Stranger still, there is already an entire genre of AI-generated content where the creators don’t even try to hide that fact. And lots of people openly enjoy these artificially generated videos.

The guy that cuts my hair and I were talking recently about how addictive social media is, especially for kids—and how we see it getting worse in the age of AI. Because of that, he doesn’t let his son have an iPad. Yet even he, with all his apprehension, in his next sentence conceded that he really enjoys an AI-generated video series that features a gorilla vlogging about his fights with humans. It seems others do to. Videos like these have millions of views across platforms.

Follow the Money

It’s quite telling that Meta is still publicly touting its Time in App increases even on the heels of a bad few years of press. Thanks to books like The Anxious Generation and Careless People, I think most people, like my barber, have accepted that these apps are detrimental to our mental health, but the financial markets don’t seem to care.

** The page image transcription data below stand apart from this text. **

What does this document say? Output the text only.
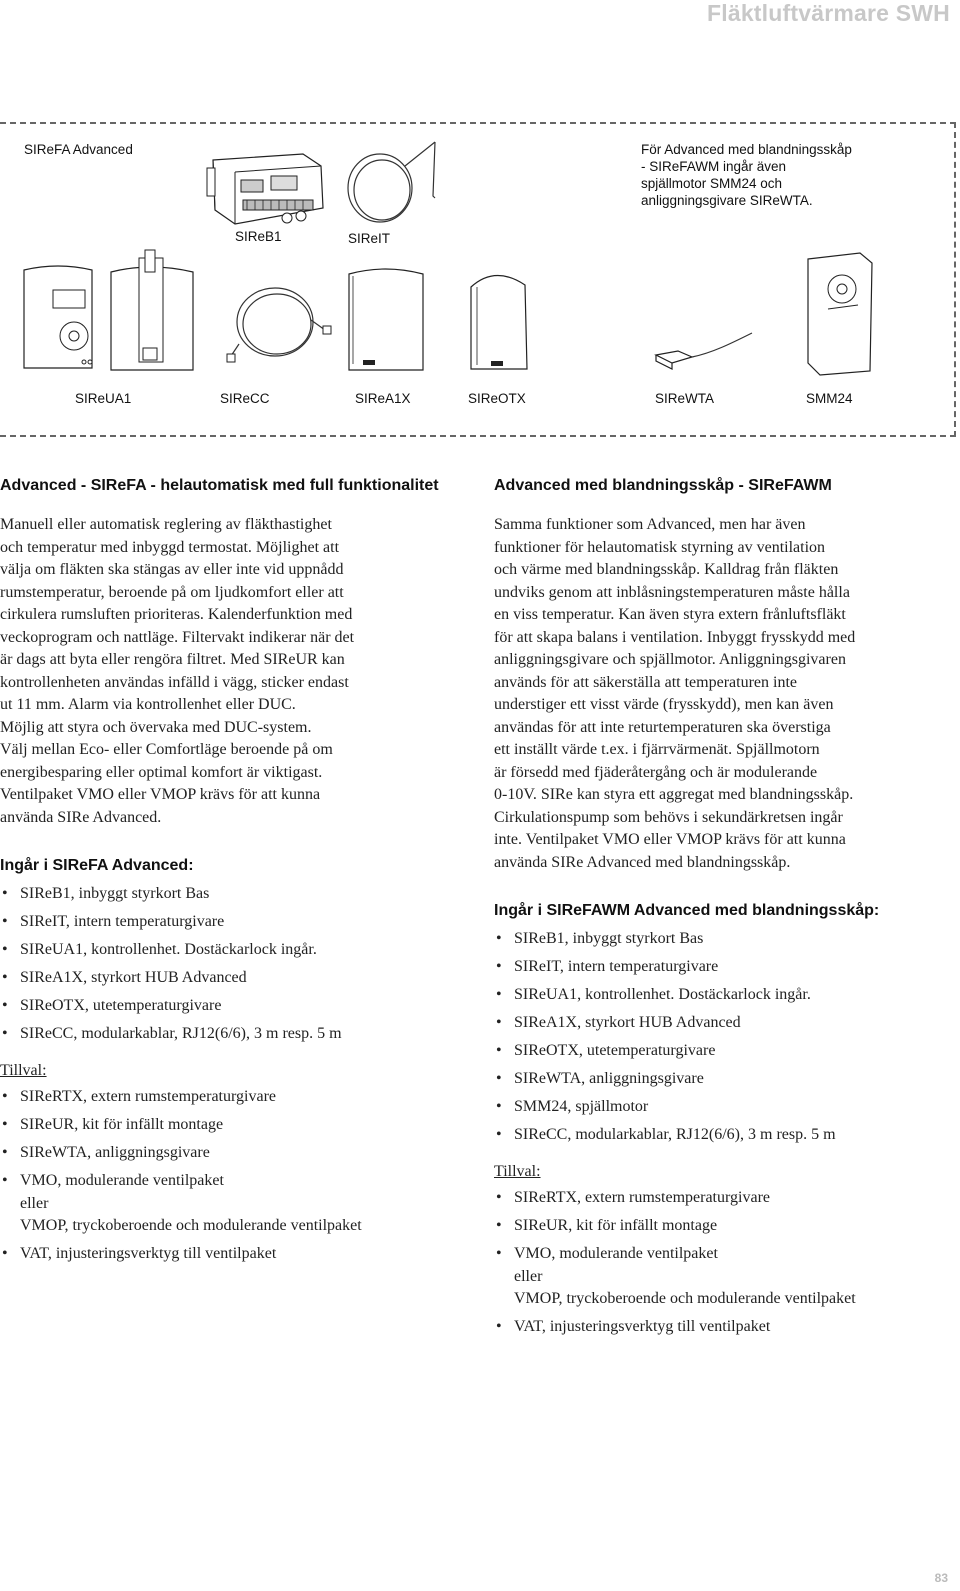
Fläktluftvärmare SWH
SIReFA Advanced	För Advanced med blandningsskåp
- SIReFAWM ingår även
spjällmotor SMM24 och
anliggningsgivare SIReWTA.
SIReB1	SIReIT
SIReUA1	SIReCC	SIReA1X	SIReOTX	SIReWTA	SMM24
Advanced - SIReFA - helautomatisk med full funktionalitet
Manuell eller automatisk reglering av fläkthastighet
och temperatur med inbyggd termostat. Möjlighet att
välja om fläkten ska stängas av eller inte vid uppnådd
rumstemperatur, beroende på om ljudkomfort eller att
cirkulera rumsluften prioriteras. Kalenderfunktion med
veckoprogram och nattläge. Filtervakt indikerar när det
är dags att byta eller rengöra filtret. Med SIReUR kan
kontrollenheten användas infälld i vägg, sticker endast
ut 11 mm. Alarm via kontrollenhet eller DUC.
Möjlig att styra och övervaka med DUC-system.
Välj mellan Eco- eller Comfortläge beroende på om
energibesparing eller optimal komfort är viktigast.
Ventilpaket VMO eller VMOP krävs för att kunna
använda SIRe Advanced.
Ingår i SIReFA Advanced:
• SIReB1, inbyggt styrkort Bas
• SIReIT, intern temperaturgivare
• SIReUA1, kontrollenhet. Dostäckarlock ingår.
• SIReA1X, styrkort HUB Advanced
• SIReOTX, utetemperaturgivare
• SIReCC, modularkablar, RJ12(6/6), 3 m resp. 5 m
Tillval:
• SIReRTX, extern rumstemperaturgivare
• SIReUR, kit för infällt montage
• SIReWTA, anliggningsgivare
• VMO, modulerande ventilpaket
eller
VMOP, tryckoberoende och modulerande ventilpaket
• VAT, injusteringsverktyg till ventilpaket
Advanced med blandningsskåp - SIReFAWM
Samma funktioner som Advanced, men har även
funktioner för helautomatisk styrning av ventilation
och värme med blandningsskåp. Kalldrag från fläkten
undviks genom att inblåsningstemperaturen måste hålla
en viss temperatur. Kan även styra extern frånluftsfläkt
för att skapa balans i ventilation. Inbyggt frysskydd med
anliggningsgivare och spjällmotor. Anliggningsgivaren
används för att säkerställa att temperaturen inte
understiger ett visst värde (frysskydd), men kan även
användas för att inte returtemperaturen ska överstiga
ett inställt värde t.ex. i fjärrvärmenät. Spjällmotorn
är försedd med fjäderåtergång och är modulerande
0-10V. SIRe kan styra ett aggregat med blandningsskåp.
Cirkulationspump som behövs i sekundärkretsen ingår
inte. Ventilpaket VMO eller VMOP krävs för att kunna
använda SIRe Advanced med blandningsskåp.
Ingår i SIReFAWM Advanced med blandningsskåp:
• SIReB1, inbyggt styrkort Bas
• SIReIT, intern temperaturgivare
• SIReUA1, kontrollenhet. Dostäckarlock ingår.
• SIReA1X, styrkort HUB Advanced
• SIReOTX, utetemperaturgivare
• SIReWTA, anliggningsgivare
• SMM24, spjällmotor
• SIReCC, modularkablar, RJ12(6/6), 3 m resp. 5 m
Tillval:
• SIReRTX, extern rumstemperaturgivare
• SIReUR, kit för infällt montage
• VMO, modulerande ventilpaket
eller
VMOP, tryckoberoende och modulerande ventilpaket
• VAT, injusteringsverktyg till ventilpaket
83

For now, companies like Meta and Google are supported almost entirely by ad sales. And how do you sell more ads? Captivate your audience for marginally longer periods of time. Thus, they have every incentive to steal a few more minutes of your day (and brag about it to investors).

To make matters worse (and a huge reason why Wireheading feels so inevitable), the tech giants that own these platforms and advertising networks are some of the same firms that are on the leading edge of generative AI research. Thanks to the absurd cash flow that their ad businesses drive, the likes of Google and Meta are able to dump unprecedented sums of money into advancing generative AI.

I feel that a good framework for predicting the future is to look where the incentives lie. And, unfortunately for us, there are extreme financial incentives to build increasingly addictive user experiences.

Unless there’s a major social backlash, I fear that increased AI deployment will cause social media usage to continue to increase quarter over quarter, year over year.

From an outsider's perspective, the task of grabbing a few more minutes of users’ time seems way more achievable in the near-term (and way less nebulous) than building superintelligence. So I honestly won’t be shocked if Meta reports another 6% Time in App uptick in their Q3 earnings. In fact, I’d be shocked if it’s only another 6%.

Many Ways to Wirehead

Unfortunately for us, an increasingly addictive Instagram feed is not the only way we may end up Wireheading. It seems like it’s just one of many avenues that are revealing themselves.

I won’t go into it here, but there is an growing corpus of literature outlining how users of apps like ChatGPT are becoming addicted to conversing with the bot. In the most dramatic cases, these users are forming “relationships” with the AI or are being driven into pyschoses.

Some light reading on that front:

But while these more dramatic (and obviously dangerous) signs of Wireheading capture the headlines, the algorithms that curate our social media feeds are quietly humming in the background, getting ever so slightly smarter with each like and share.